Beachtung der “Sorgfalt eines ordentlichen Kaufmanns” ist Entscheidung im jeweiligen Einzelfall

Eine Rechtsfrage hat keine grundsätzliche Bedeutung, wenn sich ihre Beantwortung in der Entscheidung des konkreten Einzelfalls erschöpft.

Die Frage, was unter der von einem Unternehmer nach § 6a Abs. 4 UStG zu beachtenden "Sorgfalt eines ordentlichen Kaufmanns" zu verstehen ist, wenn der Gegenstand einer Lieferung tatsächlich nicht in das übrige Gemeinschaftsgebiet befördert oder versendet wurde, hat keine grundsätzliche Bedeutung. Denn ob die "Sorgfalt eines ordentlichen Kaufmanns" beachtet wurde, ist durch eine Würdigung der tatsächlichen Umstände des Einzelfalls, ggf. nach Durchführung einer entsprechenden Beweisaufnahme, zu entscheiden.

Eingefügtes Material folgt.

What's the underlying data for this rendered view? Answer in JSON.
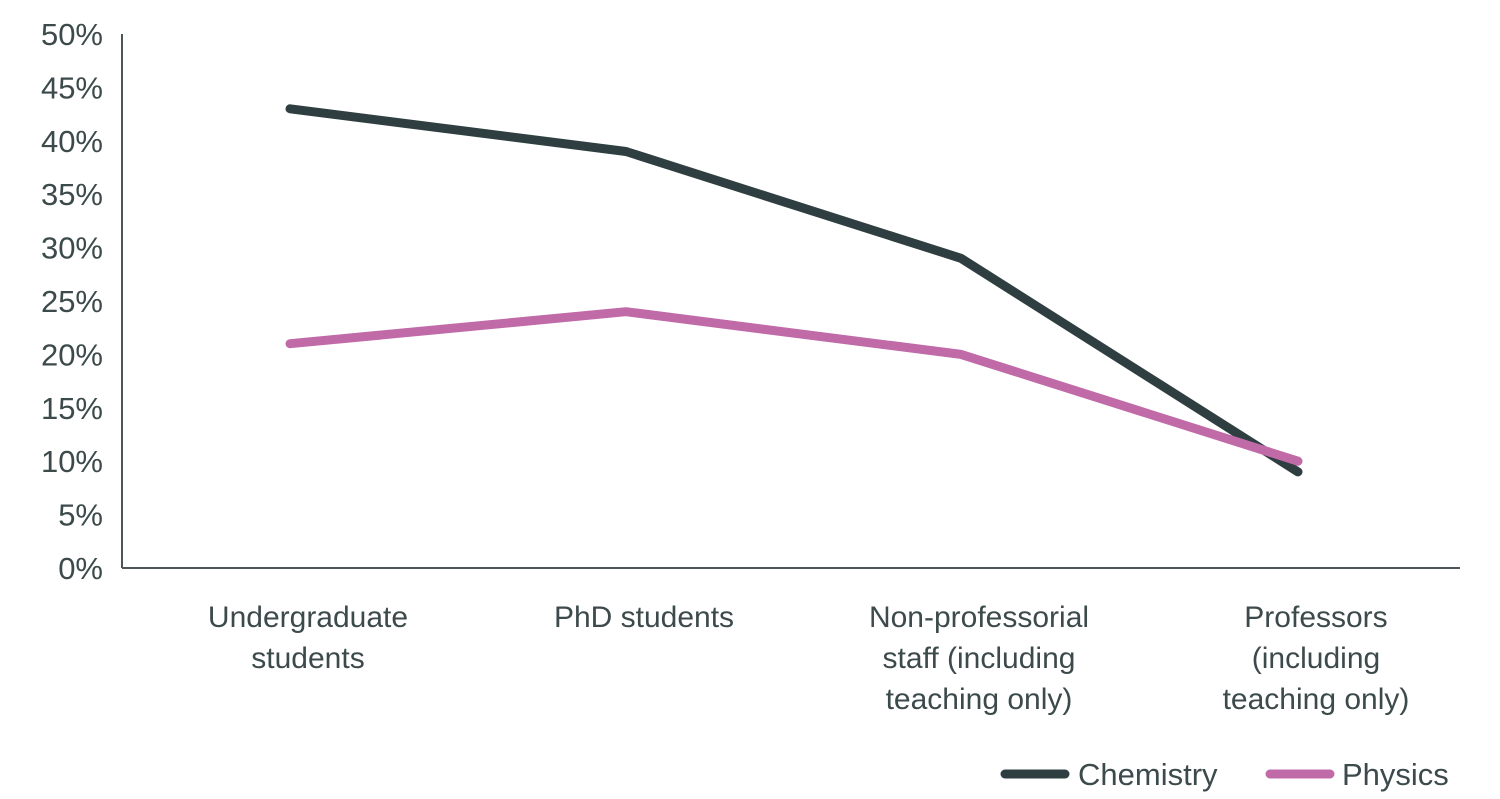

BFH Beschluss vom 28.09.2009 – XI B 103/08 BFHNV 2010 S. 73 f.

Begründung:

Im Streitfall hält das FA sinngemäß die Rechtsfrage für grundsätzlich bedeutsam, was unter der von einem Unternehmer gemäß § 6a Abs. 4 des Umsatzsteuergesetzes 1999 zu beachtenden "Sorgfalt eines ordentlichen Kaufmanns" zu verstehen ist, wenn der Gegenstand einer Lieferung tatsächlich nicht in das übrige Gemeinschaftsgebiet befördert oder versendet wurde.

Dieser Frage kommt entgegen der Auffassung des FA keine grundsätzliche Bedeutung zu, weil sie nicht klärungsbedürftig ist. Denn ob die "Sorgfalt eines ordentlichen Kaufmanns" beachtet wurde, ist durch eine Würdigung der tatsächlichen Umstände des Einzelfalls, ggf. nach Durchführung einer entsprechenden Beweisaufnahme, zu entscheiden. Dies erklärt auch, weshalb das FA in der bereits vorliegenden Rechtsprechung keine abstrakten Erörterungen, sondern nur Feststellungen im jeweiligen Einzelfall gefunden hat.

In der Vorinstanz wurde hierzu ausgeführt, dass die Voraussetzungen des § 6a Abs. 1 UStG zweifelsfrei erfüllt und die Lieferung steuerfrei ist, wenn nach § 6 a Abs. 4 Satz 1 UStG eine innergemeinschaftliche Lieferung auch bei fehlenden oder unvollständigen Buch- und Belegnachweisen durchgeführt wurde und der Unternehmer auch bei Beachtung der Sorgfalt eines ordentlichen Kaufmanns die Falschdeklarierung der vom Abnehmer vorgelegten Nachweise nicht erkennen konnte.

Der Klin komme der Vertrauensschutz nach § 6 a Abs. 4 UStG zugute. Die Sorgfaltspflichten eines ordentlichen Kaufmanns habe sie nicht verletzt. Die Klin habe die Unrichtigkeit der Verbringungsnachweise nicht erkennen können, zumal die Transportvorgänge ihre Betriebsstätte nicht berührt hätten. Sie habe auch keinen Verdacht schöpfen müssen, zumal sie ihren kaufmännischen Sorgfaltspflichten vollumfänglich nachgekommen sei und sogar die Hausbank der W GmbH kontaktiert habe. Die Klin sei insbesondere nicht gehalten gewesen, bezüglich der Transportvorgänge zusätzliche Nachforschungen anzustellen. Sie habe keinen Anlass zu irgendwelchen Recherchen gehabt. Die Organe der Klin und ihre vermeintlichen Haftpersonen seien vielmehr selbst Opfer von Täuschungshandlungen geworden. Ihr dürfe nicht das Risiko eines steuerunehrlichen Verhaltens ihres Vertragspartners aufgebürdet werden. Dies ergebe sich insbesondere aus dem Urteil des Gerichtshofs der Europäischen Gemeinschaften (EuGH) vom 27.09.2007 C-409/04 – Teleos.